Werksvertragsrecht

Allgemein spricht man bei einem Werkvertrag von einem Vertrag, bei dem sich beide Parteien zu einem gegenseitigen Austausch von Leistungen verpflichten. Dies bedeutet dann, wie Sie sich denken können, dass meist eine Zahlung (der Werklohn) gegen ein Werk bzw. eine Leistung „getauscht“ wird. Ein wichtiger Bestandteil ist dabei, dass der Erfolg, also ab wann eine Leistung erbracht ist, Teil dieses Vertrages ist.

Der Unterschied zu anderen Formen von Verträgen

Wer sich ein wenig mit Verträgen auskennt, weiß, dass die Unterscheidung zwischen Werk-, Dienst- und Kaufvertrag mitunter schwer sein kann. Dies macht eine Abgrenzung für das Werkvertragsrecht auch nicht immer ganz einfach.
Allgemein kann man sagen, dass es immer auf den oben erwähnten Erfolg ankommt. Ist dieser ein fester Bestandteil des Vertrags, kann man meist davon ausgehen, einen Werkvertrag vorliegen zu haben. Sollten Sie sich hier bei Formulierungen nicht sicher sein, unterstützt unsere Anwaltskanzlei Sie natürlich gerne mit einer ausführlichen Beratung.

Welche Grundlagen gibt das Werkvertragsrecht vor?

  1. Auskünfte über das Werk: Hier sollten Sie darauf bedacht sein, so genau wie möglich mit Ihren Vertragspartnern zu sein.
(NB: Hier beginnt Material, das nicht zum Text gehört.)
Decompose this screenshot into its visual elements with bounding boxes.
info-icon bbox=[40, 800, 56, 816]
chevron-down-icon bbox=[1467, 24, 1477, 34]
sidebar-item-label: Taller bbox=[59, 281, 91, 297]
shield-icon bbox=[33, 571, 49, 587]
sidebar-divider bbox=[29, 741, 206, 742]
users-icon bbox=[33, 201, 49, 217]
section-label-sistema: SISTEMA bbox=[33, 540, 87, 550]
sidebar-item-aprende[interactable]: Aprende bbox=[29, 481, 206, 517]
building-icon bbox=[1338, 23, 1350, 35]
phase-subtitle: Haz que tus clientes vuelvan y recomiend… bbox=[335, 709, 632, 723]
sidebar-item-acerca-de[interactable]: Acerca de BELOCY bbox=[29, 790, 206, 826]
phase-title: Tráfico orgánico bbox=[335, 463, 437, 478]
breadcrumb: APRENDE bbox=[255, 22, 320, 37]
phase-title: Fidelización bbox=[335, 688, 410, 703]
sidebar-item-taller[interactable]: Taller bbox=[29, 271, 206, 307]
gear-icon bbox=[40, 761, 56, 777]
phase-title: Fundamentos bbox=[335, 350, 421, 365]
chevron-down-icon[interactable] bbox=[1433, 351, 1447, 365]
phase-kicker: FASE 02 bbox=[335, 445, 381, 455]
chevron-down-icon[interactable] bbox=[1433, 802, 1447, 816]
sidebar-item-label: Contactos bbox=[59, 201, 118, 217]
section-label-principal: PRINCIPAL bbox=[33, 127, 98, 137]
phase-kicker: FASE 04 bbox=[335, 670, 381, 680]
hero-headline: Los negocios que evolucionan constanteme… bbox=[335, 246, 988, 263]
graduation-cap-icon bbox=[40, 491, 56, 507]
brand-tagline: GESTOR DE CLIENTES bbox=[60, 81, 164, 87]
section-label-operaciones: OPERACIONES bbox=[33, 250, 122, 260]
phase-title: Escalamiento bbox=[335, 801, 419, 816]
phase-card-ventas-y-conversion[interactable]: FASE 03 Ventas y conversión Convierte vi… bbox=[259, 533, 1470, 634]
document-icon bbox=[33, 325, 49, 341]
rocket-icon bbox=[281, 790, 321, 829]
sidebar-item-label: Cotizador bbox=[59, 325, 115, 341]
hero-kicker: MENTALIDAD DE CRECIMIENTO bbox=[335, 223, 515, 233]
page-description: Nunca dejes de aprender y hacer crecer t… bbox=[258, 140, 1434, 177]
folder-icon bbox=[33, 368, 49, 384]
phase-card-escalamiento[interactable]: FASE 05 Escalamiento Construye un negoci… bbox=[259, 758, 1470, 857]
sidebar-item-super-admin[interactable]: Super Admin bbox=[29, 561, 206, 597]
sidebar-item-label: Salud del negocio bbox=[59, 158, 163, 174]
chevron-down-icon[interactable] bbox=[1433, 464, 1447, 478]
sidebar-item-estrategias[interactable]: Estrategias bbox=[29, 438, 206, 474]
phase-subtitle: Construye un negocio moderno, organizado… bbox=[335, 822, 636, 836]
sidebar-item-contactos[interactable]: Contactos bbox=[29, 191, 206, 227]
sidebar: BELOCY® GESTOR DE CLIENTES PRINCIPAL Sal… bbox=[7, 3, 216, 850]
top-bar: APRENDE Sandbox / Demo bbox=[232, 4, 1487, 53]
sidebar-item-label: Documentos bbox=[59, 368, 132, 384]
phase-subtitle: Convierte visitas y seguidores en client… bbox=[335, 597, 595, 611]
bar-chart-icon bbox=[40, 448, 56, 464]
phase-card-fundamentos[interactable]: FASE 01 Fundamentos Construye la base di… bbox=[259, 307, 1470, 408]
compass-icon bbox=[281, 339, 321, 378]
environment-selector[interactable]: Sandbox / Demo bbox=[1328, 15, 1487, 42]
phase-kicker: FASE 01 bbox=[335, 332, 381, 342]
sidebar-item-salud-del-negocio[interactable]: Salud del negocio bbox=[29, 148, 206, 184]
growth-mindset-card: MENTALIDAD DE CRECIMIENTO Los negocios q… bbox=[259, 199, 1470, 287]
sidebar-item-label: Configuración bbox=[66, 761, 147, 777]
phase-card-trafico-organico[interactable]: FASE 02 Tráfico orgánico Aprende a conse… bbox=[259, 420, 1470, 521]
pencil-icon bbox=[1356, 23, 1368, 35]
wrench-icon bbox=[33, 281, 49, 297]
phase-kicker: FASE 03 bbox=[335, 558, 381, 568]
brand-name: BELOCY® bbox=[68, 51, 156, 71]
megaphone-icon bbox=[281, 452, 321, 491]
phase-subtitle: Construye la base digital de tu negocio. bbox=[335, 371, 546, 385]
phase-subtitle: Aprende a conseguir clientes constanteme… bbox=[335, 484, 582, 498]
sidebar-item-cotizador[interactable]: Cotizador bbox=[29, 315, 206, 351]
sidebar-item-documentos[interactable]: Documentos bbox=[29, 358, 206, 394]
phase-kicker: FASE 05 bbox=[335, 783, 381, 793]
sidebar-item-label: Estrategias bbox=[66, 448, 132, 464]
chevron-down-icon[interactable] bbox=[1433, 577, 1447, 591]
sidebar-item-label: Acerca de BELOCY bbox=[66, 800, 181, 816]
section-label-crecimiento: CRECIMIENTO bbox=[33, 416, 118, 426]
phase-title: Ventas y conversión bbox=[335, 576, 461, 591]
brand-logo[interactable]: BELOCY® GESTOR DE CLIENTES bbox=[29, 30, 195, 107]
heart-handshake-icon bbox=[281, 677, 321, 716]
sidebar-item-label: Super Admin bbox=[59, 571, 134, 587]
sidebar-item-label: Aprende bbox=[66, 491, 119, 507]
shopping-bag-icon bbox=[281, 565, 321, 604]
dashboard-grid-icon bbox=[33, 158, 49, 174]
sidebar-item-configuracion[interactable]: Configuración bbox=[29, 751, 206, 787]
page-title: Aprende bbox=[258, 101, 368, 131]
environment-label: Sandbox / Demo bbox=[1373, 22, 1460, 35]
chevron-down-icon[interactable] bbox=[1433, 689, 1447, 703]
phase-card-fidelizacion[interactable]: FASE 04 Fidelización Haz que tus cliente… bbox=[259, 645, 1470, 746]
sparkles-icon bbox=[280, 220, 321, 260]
Was wird erwartet? Was genau soll hergestellt werden? Bis wann soll das Werk fertiggestellt werden? All dies sollten Sie präzise festlegen, damit Sie im Streitfall einen Ansatzpunkt haben.
  2. Die Abnahme des Werks: In diesem Teil des Vertrags sollte speziell der Hersteller sehr genau sein. Im Allgemeinen hat er ein Anrecht darauf, dass das Werk abgenommen wird, sobald es fertiggestellt ist. Eine genaue Protokollierung der Abnahme kann Ihnen hier sehr viel Arbeit ersparen.
  3. Der Lohn für Ihr Werk: Auch hier kommt es darauf an, wie genau Sie in Ihrer Formulierung waren. Oft gibt es eine Schätzung der Kosten, sodass der Preis bei einer wesentlichen Überschreitung des geschätzten Aufwands höher ausfallen kann. Warum es hier dann schnell Streit gibt, muss wohl nicht weiter erläutert werden.